Die meisten Bestatteten waren mittlerweile vergessen, es gab keine Angehörigen mehr, um die Gräber zu pflegen - so verfiel die Nekropolis. Highgate war zu einem Ort geworden, wie ihn Hollywoods Horror-Spezialisten nicht besser erfinden könnten. Tatsächlich drehte Christopher Lee hier einen Dracula-Film.
Der Verein „Friends of Highgate Cemetery“ übernahm 1981 beide Friedhofsteile. Seitdem haben ehrenamtliche Helfer den Wildwuchs zurückgeschnitten und zahllose Gräber restauriert, ohne die einzigartige Stimmung des langsamen Vergehens dabei zu beeinträchtigen. Fast jedes Grab erzählt eine Lebensgeschichte.
Da ist das Mausoleum, das der aus Frankfurt stammende Geschäftsmann Julius Beer für seine achtjährige Tochter Ada errichten ließ, an einer besonders hoch gelegenen Stelle, so dass er es von seinem Wohnhaus in der Innenstadt aus jederzeit sehen konnte. Nicht weit entfernt davon ein schlafender Löwe: Nero, der Liebling des Tierschaustellers George Wombwell (1777-1850).
Seit einiger Zeit werden auch im Westteil von Highgate wieder Gräber angelegt, und so kommen neue Schicksale dazu. Einer der jüngeren Grabsteine ist der des Kreml-Kritikers Alexander Litwinenko, der 2006 im Londoner Exil mit dem Strahlengift Polonium 210 ermordet wurde. Als Mörder verdächtigt die britische Staatsanwaltschaft einen Ex-Agenten des russischen Geheimdienstes.
Die melancholische Schönheit von Highgate ist unübertroffen, aber auch andere Londoner Friedhöfe sind einen Besuch wert. Brompton Cemetery zählt nicht weniger als 200 000 Gräber.
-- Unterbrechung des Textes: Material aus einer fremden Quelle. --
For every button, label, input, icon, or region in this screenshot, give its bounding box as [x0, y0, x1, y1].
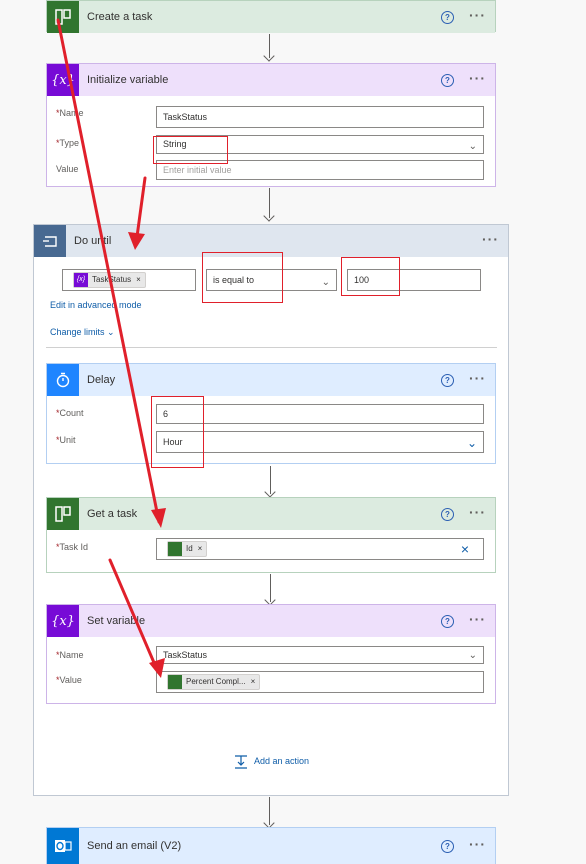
annotation-arrowhead [151, 508, 166, 528]
annotation-arrow-line [56, 18, 161, 524]
annotation-arrows [56, 18, 166, 678]
annotation-arrowhead [128, 232, 145, 250]
annotation-arrow-line [108, 558, 160, 674]
annotation-arrowhead [149, 658, 165, 678]
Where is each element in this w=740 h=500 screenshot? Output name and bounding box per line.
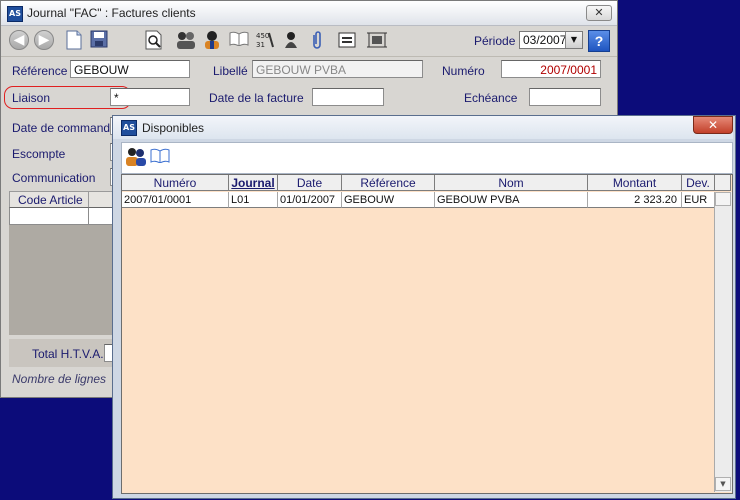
book-icon[interactable] bbox=[150, 147, 170, 167]
chevron-down-icon[interactable]: ▼ bbox=[565, 32, 582, 48]
col-montant[interactable]: Montant bbox=[588, 175, 682, 191]
liaison-label: Liaison bbox=[12, 91, 51, 105]
app-icon: AS bbox=[7, 6, 23, 22]
paperclip-icon[interactable] bbox=[307, 30, 327, 50]
periode-label: Période bbox=[474, 34, 516, 48]
col-reference[interactable]: Référence bbox=[342, 175, 435, 191]
grid-empty-area bbox=[9, 225, 119, 335]
periode-select[interactable]: 03/2007 ▼ bbox=[519, 31, 583, 49]
scroll-thumb[interactable] bbox=[715, 192, 731, 206]
grid-cell[interactable] bbox=[9, 207, 89, 225]
transfer-icon[interactable] bbox=[337, 30, 357, 50]
total-htva-label: Total H.T.V.A. bbox=[32, 347, 104, 361]
col-numero[interactable]: Numéro bbox=[122, 175, 229, 191]
main-toolbar: ◀ ▶ 450 31 Période 03/2007 ▼ ? bbox=[1, 26, 617, 57]
libelle-field[interactable]: GEBOUW PVBA bbox=[252, 60, 423, 78]
liaison-field[interactable]: * bbox=[110, 88, 190, 106]
cell-dev[interactable]: EUR bbox=[682, 192, 715, 208]
cell-montant[interactable]: 2 323.20 bbox=[588, 192, 682, 208]
periode-value: 03/2007 bbox=[523, 33, 567, 47]
search-preview-icon[interactable] bbox=[144, 30, 164, 50]
col-dev[interactable]: Dev. bbox=[682, 175, 715, 191]
popup-titlebar[interactable]: AS Disponibles ✕ bbox=[113, 116, 733, 139]
reference-label: Référence bbox=[12, 64, 68, 78]
reference-field[interactable]: GEBOUW bbox=[70, 60, 190, 78]
escompte-label: Escompte bbox=[12, 147, 66, 161]
code-article-header[interactable]: Code Article bbox=[9, 191, 89, 208]
scroll-down-icon[interactable]: ▼ bbox=[715, 477, 731, 491]
layout-icon[interactable] bbox=[367, 30, 387, 50]
forward-icon[interactable]: ▶ bbox=[34, 30, 54, 50]
popup-close-button[interactable]: ✕ bbox=[693, 116, 733, 134]
echeance-field[interactable] bbox=[529, 88, 601, 106]
popup-title: Disponibles bbox=[142, 121, 205, 135]
person-icon[interactable] bbox=[281, 30, 301, 50]
main-titlebar[interactable]: AS Journal "FAC" : Factures clients ✕ bbox=[1, 1, 617, 26]
date-facture-label: Date de la facture bbox=[209, 91, 304, 105]
cell-numero[interactable]: 2007/01/0001 bbox=[122, 192, 229, 208]
close-button[interactable]: ✕ bbox=[586, 5, 612, 21]
cell-reference[interactable]: GEBOUW bbox=[342, 192, 435, 208]
disponibles-dialog: AS Disponibles ✕ Numéro Journal Date Réf… bbox=[112, 115, 736, 499]
svg-text:450: 450 bbox=[256, 32, 269, 40]
popup-toolbar bbox=[121, 142, 733, 174]
book-icon[interactable] bbox=[229, 30, 249, 50]
disponibles-table: Numéro Journal Date Référence Nom Montan… bbox=[121, 174, 733, 494]
app-icon: AS bbox=[121, 120, 137, 136]
col-corner bbox=[715, 175, 731, 191]
nombre-lignes-label: Nombre de lignes bbox=[12, 372, 107, 386]
cell-nom[interactable]: GEBOUW PVBA bbox=[435, 192, 588, 208]
echeance-label: Echéance bbox=[464, 91, 518, 105]
new-document-icon[interactable] bbox=[64, 30, 84, 50]
cell-date[interactable]: 01/01/2007 bbox=[278, 192, 342, 208]
help-button[interactable]: ? bbox=[588, 30, 610, 52]
users-icon[interactable] bbox=[124, 146, 146, 166]
cell-journal[interactable]: L01 bbox=[229, 192, 278, 208]
col-date[interactable]: Date bbox=[278, 175, 342, 191]
numero-label: Numéro bbox=[442, 64, 485, 78]
vertical-scrollbar[interactable]: ▼ bbox=[714, 192, 732, 492]
save-icon[interactable] bbox=[89, 30, 109, 50]
date-facture-field[interactable] bbox=[312, 88, 384, 106]
col-journal[interactable]: Journal bbox=[229, 175, 278, 191]
users-icon[interactable] bbox=[175, 30, 195, 50]
svg-text:31: 31 bbox=[256, 41, 265, 49]
date-commande-label: Date de commande bbox=[12, 121, 117, 135]
window-title: Journal "FAC" : Factures clients bbox=[27, 6, 196, 20]
user-icon[interactable] bbox=[202, 30, 222, 50]
libelle-label: Libellé bbox=[213, 64, 248, 78]
calendar-icon[interactable]: 450 31 bbox=[255, 30, 275, 50]
communication-label: Communication bbox=[12, 171, 96, 185]
numero-field[interactable]: 2007/0001 bbox=[501, 60, 601, 78]
back-icon[interactable]: ◀ bbox=[9, 30, 29, 50]
col-nom[interactable]: Nom bbox=[435, 175, 588, 191]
Ein Regiment von Engeln betrauert verblichene Generationen.
Weniger morbide ist die Atmosphäre im Krematorium Golders Green, dessen Verstreuungsfeld als Ruhestätte Londoner Freidenker gilt. Urnen oder kleine Tafeln künden von Berühmtheiten wie der Schriftstellerin Enid Blyton („Hanni und Nanni“) oder dem Popstar Keith Moon von The Who. Die Asche Sigmund Freuds, des Begründers der Psychoanalyse, wird seinem Wunsch entsprechend in einer griechischen Vase aus seiner Antikensammlung aufbewahrt.